Maggs nodded, and went in search of some tarpaulin to curl up on.
Gaunt prowled around the site, pulling aside work curtains, and stepping into new spaces, blue darknesses that smelled of young wood and paint. Moat Street, Moat Street… Had he been here? Probably not in this very building, but outside on the street, moving from cover to cover with the Hyrkans as tracer-fire licked down out of the smoke-wash. Was that a genuine memory, or just a simulation his mind had amalgamated from driftwood pieces in his subconscious?
He heard a light tapping: the fleck of snowflakes being driven against the window-boarding by the wind. He parted another curtain and stepped through into the next area. Plastek sheeting crackled as the draught inhaled and exhaled it against the fibreboard panelling. He adjusted his eyes. Both the front and back walls of the chamber were being rebuilt. Cut stone was waiting to be laid, and the street walls were temporarily formed by wooden boards. Fifteen years ago, something had punched clean through this part of the building. On the interior walls that remained, he found ragged scratch marks running along the stone at about shoulder height. He traced them with his hand until he identified them. A tank, or similar armoured machine, had come through here, flattening the front and back walls under its treads, and raking both side walls with the skirts of its hull.

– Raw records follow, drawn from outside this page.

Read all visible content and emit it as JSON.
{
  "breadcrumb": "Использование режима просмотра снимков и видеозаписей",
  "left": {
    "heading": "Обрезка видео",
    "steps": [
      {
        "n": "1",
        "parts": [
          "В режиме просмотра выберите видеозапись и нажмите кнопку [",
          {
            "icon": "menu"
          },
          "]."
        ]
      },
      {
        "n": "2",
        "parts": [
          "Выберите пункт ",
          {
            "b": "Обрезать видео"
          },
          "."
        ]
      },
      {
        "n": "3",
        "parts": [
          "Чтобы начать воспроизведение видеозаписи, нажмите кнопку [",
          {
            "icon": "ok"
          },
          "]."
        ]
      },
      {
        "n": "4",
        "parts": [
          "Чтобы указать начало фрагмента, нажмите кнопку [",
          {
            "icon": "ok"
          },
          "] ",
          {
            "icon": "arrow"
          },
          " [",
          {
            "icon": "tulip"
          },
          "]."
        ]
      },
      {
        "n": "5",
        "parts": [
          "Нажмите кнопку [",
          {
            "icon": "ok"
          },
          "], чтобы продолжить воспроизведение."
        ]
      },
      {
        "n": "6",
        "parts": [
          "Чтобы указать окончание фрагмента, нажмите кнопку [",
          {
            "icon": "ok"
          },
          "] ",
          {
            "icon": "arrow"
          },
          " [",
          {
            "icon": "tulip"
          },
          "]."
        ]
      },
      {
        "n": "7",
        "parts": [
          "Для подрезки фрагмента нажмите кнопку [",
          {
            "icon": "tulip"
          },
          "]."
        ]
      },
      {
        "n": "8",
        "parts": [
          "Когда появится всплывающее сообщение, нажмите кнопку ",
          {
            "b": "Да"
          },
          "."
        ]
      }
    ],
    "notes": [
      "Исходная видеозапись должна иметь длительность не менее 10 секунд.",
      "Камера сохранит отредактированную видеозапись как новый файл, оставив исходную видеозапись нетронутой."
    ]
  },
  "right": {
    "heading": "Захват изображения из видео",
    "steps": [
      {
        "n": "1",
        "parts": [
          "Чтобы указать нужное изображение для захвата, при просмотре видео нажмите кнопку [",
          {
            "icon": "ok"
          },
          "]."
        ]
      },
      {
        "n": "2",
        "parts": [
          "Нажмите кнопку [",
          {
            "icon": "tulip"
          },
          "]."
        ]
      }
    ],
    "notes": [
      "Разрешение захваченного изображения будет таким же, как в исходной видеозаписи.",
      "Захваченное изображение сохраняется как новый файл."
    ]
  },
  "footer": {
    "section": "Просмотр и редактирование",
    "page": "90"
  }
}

The strange thing was, it wasn’t the first time he’d seen this. He’d been on Balhaut a year. He’d moved through its streets and gone about his business. How many times had he seen a street corner notched and ragged at shoulder height? Or a stretch of wall scratched with a long, ugly gouge? He’d seen it hundreds of times, and only now did he recognise it for what it was: the traces left by the iron shoulders of the predatory giants that had stalked Balhaut in its darkest days.